Selamat Ulang Tahun

Firlia Prames Widari
Chapter #13

Paman Tua - Selesai

“Kini yang harus kamu tolong itu diri kamu sendiri Rey, bukannya orang lain!” Suara mengomel keluar dari ponsel Rey, Vanesa pelakunya.

“Orang yang Mama bilang orang lain itu bahkan mungkin lebih banyak membantuku, lihat sekarang Mama di mana?”

Keduanya terdiam.

Rey tak terima karena Vanesa sebentar lagi akan mengirim orang suruhannya untuk menjemput Rey.

“Mama adalah orang yang rela menukar nyawa Mama agar kamu bisa lahir ke dunia Rey dan sekarang kamu lebih memilih orang yang menyeretmu ke pertarungan nyawa?”

“Ma ... benar ini untuk kebahagianku?” tanya Rey.

Vanesa terdiam.

“Konon katanya apa yang orang tua tuntut dibalik kata ‘demi kebaikan anak’, malah tak membuat anak bahagia,” lanjut Rey.

Masih tak ada jawaban dari Vanesa.

“Sepertinya jadwal Mama sekarang tidak sibuk sampai sempat meneleponku, bukannya sekarang ada RUU yang harus diusahakan ketok palunya itu? Bekerjalah saja, kumpulkan kekayaan, aku butuh banyak uang!” Rey menutup telepon setelah berujar demikian.

Bagaimana mungkin orang yang selalu sayang waktunya terbuang percuma, malah menghabiskan waktu berharganya untuk menasihati anak keras kepala. Bersikap seperti biasanya saja, itu akan lebih baik, pikir Rey saat mengucapkan ujaran yang menyakitkan tadi.

Pertarungan nyawa?

Rey merasa sudah terbiasa dengan yang namanya pertarungan, menyakitkan dan sulit memang, tetapi ia selalu berhasil melewatinya, pun kali ini.

Pasti bisa juga!

***

 Wanita berpakaian mahal, berpoles riasan mewah. Tidak menor, terlihat ia pandai berias dan begitu menjaga penampilan. Wanita itu lama memandang dirinya sendiri di cermin kamar mandi. Ia kabur dari ruang pertemuan kerjanya, sudah izin tetapi ini terlalu lama ia keluar. Pertemuan hampir berakhir, sedang ia berusaha keras menyembuhkan luka yang baru saja ia terima.

“… Bekerjalah saja, kumpulkan kekayaan, aku butuh banyak uang!”

Segar diingatannya bagaimana kalimat penutup yang Rey lontarkan dengan nada satir. Dia merasa sudah sekotor dan serusak itu reputasi dia sebagai ibu dimata anaknya. Jika saja ini sesuatu hal diranah pekerjaan, ia hanya perlu membersihkan jika kotor, memperbaiki jika rusak, nanti ia akan dapat ganti rugi atau kompensasi dari kesalahan yang terjadi.

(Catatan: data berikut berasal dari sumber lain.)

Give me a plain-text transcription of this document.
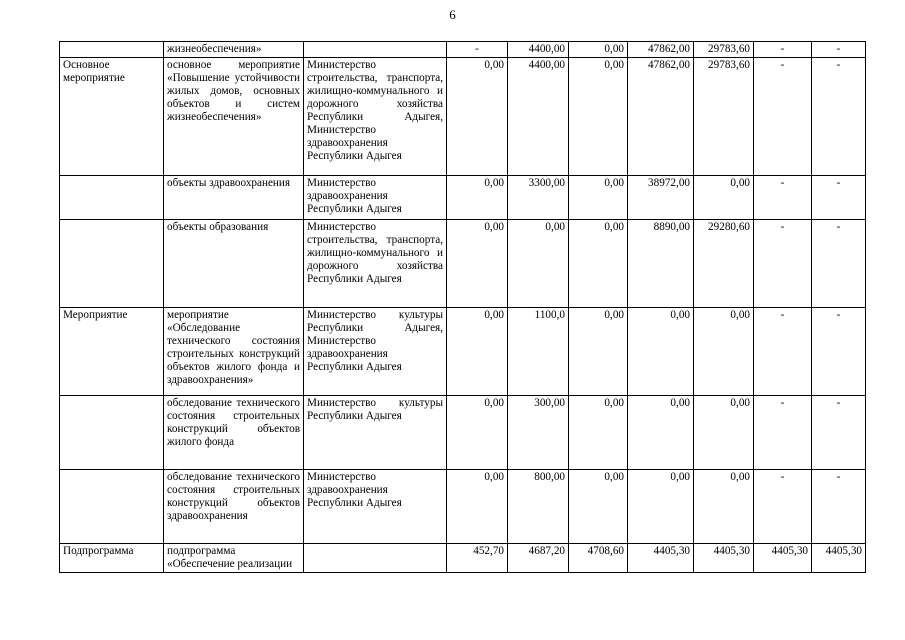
6
	жизнеобеспечения»		-	4400,00	0,00	47862,00	29783,60	-	-
Основное мероприятие	основное мероприятие «Повышение устойчивости жилых домов, основных объектов и систем жизнеобеспечения»	Министерство строительства, транспорта, жилищно-коммунального и дорожного хозяйства Республики Адыгея, Министерство здравоохранения Республики Адыгея	0,00	4400,00	0,00	47862,00	29783,60	-	-
	объекты здравоохранения	Министерство здравоохранения Республики Адыгея	0,00	3300,00	0,00	38972,00	0,00	-	-
	объекты образования	Министерство строительства, транспорта, жилищно-коммунального и дорожного хозяйства Республики Адыгея	0,00	0,00	0,00	8890,00	29280,60	-	-
Мероприятие	мероприятие «Обследование технического состояния строительных конструкций объектов жилого фонда и здравоохранения»	Министерство культуры Республики Адыгея, Министерство здравоохранения Республики Адыгея	0,00	1100,0	0,00	0,00	0,00	-	-
	обследование технического состояния строительных конструкций объектов жилого фонда	Министерство культуры Республики Адыгея	0,00	300,00	0,00	0,00	0,00	-	-
	обследование технического состояния строительных конструкций объектов здравоохранения	Министерство здравоохранения Республики Адыгея	0,00	800,00	0,00	0,00	0,00	-	-
Подпрограмма	подпрограмма «Обеспечение реализации		452,70	4687,20	4708,60	4405,30	4405,30	4405,30	4405,30
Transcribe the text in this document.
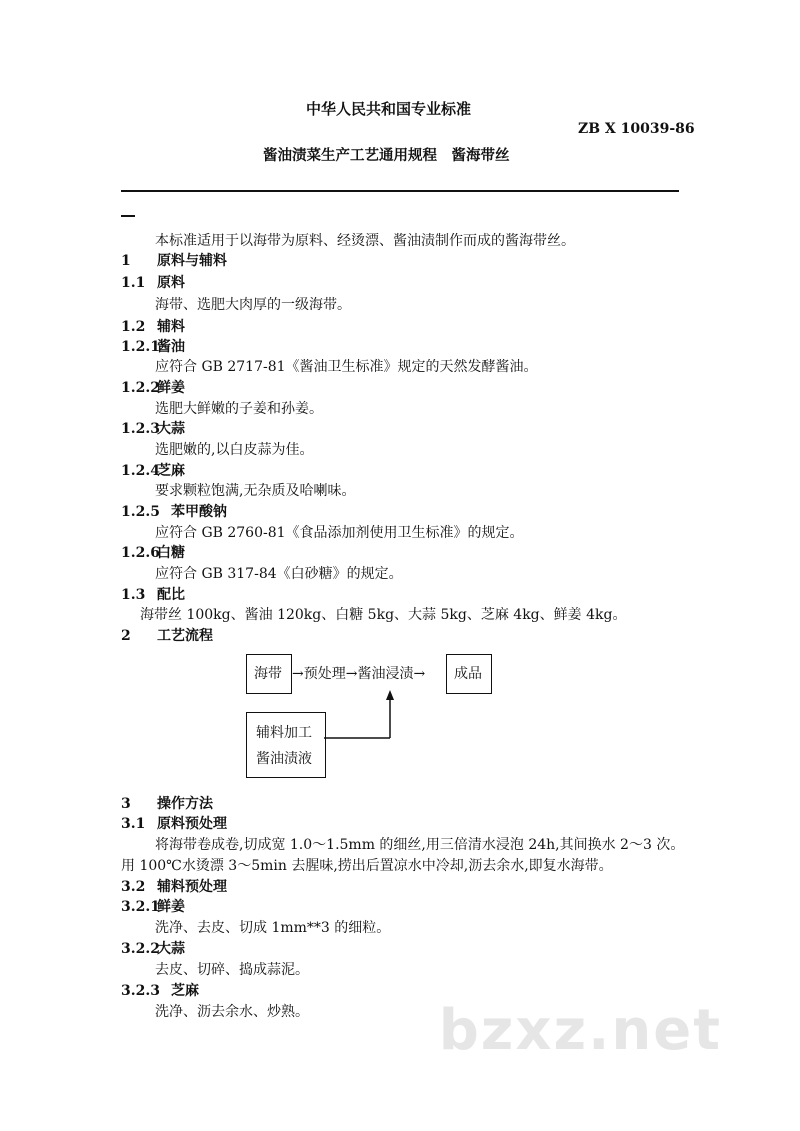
中华人民共和国专业标准
ZB X 10039-86
酱油渍菜生产工艺通用规程　酱海带丝
本标准适用于以海带为原料、经烫漂、酱油渍制作而成的酱海带丝。
1 原料与辅料
1.1 原料
海带、选肥大肉厚的一级海带。
1.2 辅料
1.2.1酱油
应符合 GB 2717-81《酱油卫生标准》规定的天然发酵酱油。
1.2.2鲜姜
选肥大鲜嫩的子姜和孙姜。
1.2.3大蒜
选肥嫩的,以白皮蒜为佳。
1.2.4芝麻
要求颗粒饱满,无杂质及哈喇味。
1.2.5 苯甲酸钠
应符合 GB 2760-81《食品添加剂使用卫生标准》的规定。
1.2.6白糖
应符合 GB 317-84《白砂糖》的规定。
1.3 配比
海带丝 100kg、酱油 120kg、白糖 5kg、大蒜 5kg、芝麻 4kg、鲜姜 4kg。
2 工艺流程
海带 →预处理→酱油浸渍→ 成品
辅料加工
酱油渍液
3 操作方法
3.1 原料预处理
将海带卷成卷,切成宽 1.0～1.5mm 的细丝,用三倍清水浸泡 24h,其间换水 2～3 次。
用 100℃水烫漂 3～5min 去腥味,捞出后置凉水中冷却,沥去余水,即复水海带。
3.2 辅料预处理
3.2.1鲜姜
洗净、去皮、切成 1mm**3 的细粒。
3.2.2大蒜
去皮、切碎、捣成蒜泥。
3.2.3 芝麻
洗净、沥去余水、炒熟。 bzxz.net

Masalahnya hati manusia berbeda.

Ia hancur sehancur-hancurnya mendengar kalimat penutup telepon itu. Bukan sekali dua kali ia mendapat kalimat seperti itu, sekarang sudah ada di titik lelah. Sakit. Hancur hatinya, sulit ia memulihkan perasaan yang tidak bisa dikompensasi denga cara apapun itu.

Wanita bernama Vanesa itu mencari lipstik dan memperbaiki riasan di bibirnya. Selanjutnya memastikan matanya tetap indah tak terlihat habis menangisi ketidakadilan dalam hidupnya.

Tidak adil sekali, ia bekerja banting tulang demi masa depan anaknya, tetapi anaknya malah membenci perjuangannya dan mencintai kekayaannya saja, nir etika sekali. Vanesa harus melindungi dirinya dari luka-luka yang merepotkan dan menghabiskan banyak waktunya. Masih sulit ia menerima kenyataan pahit ini, tapi inilah hidup yang sudah ia pillih. Pada akhirnya ia harus menjalani semua pilihan-pilihan hidup yang telah ia buat.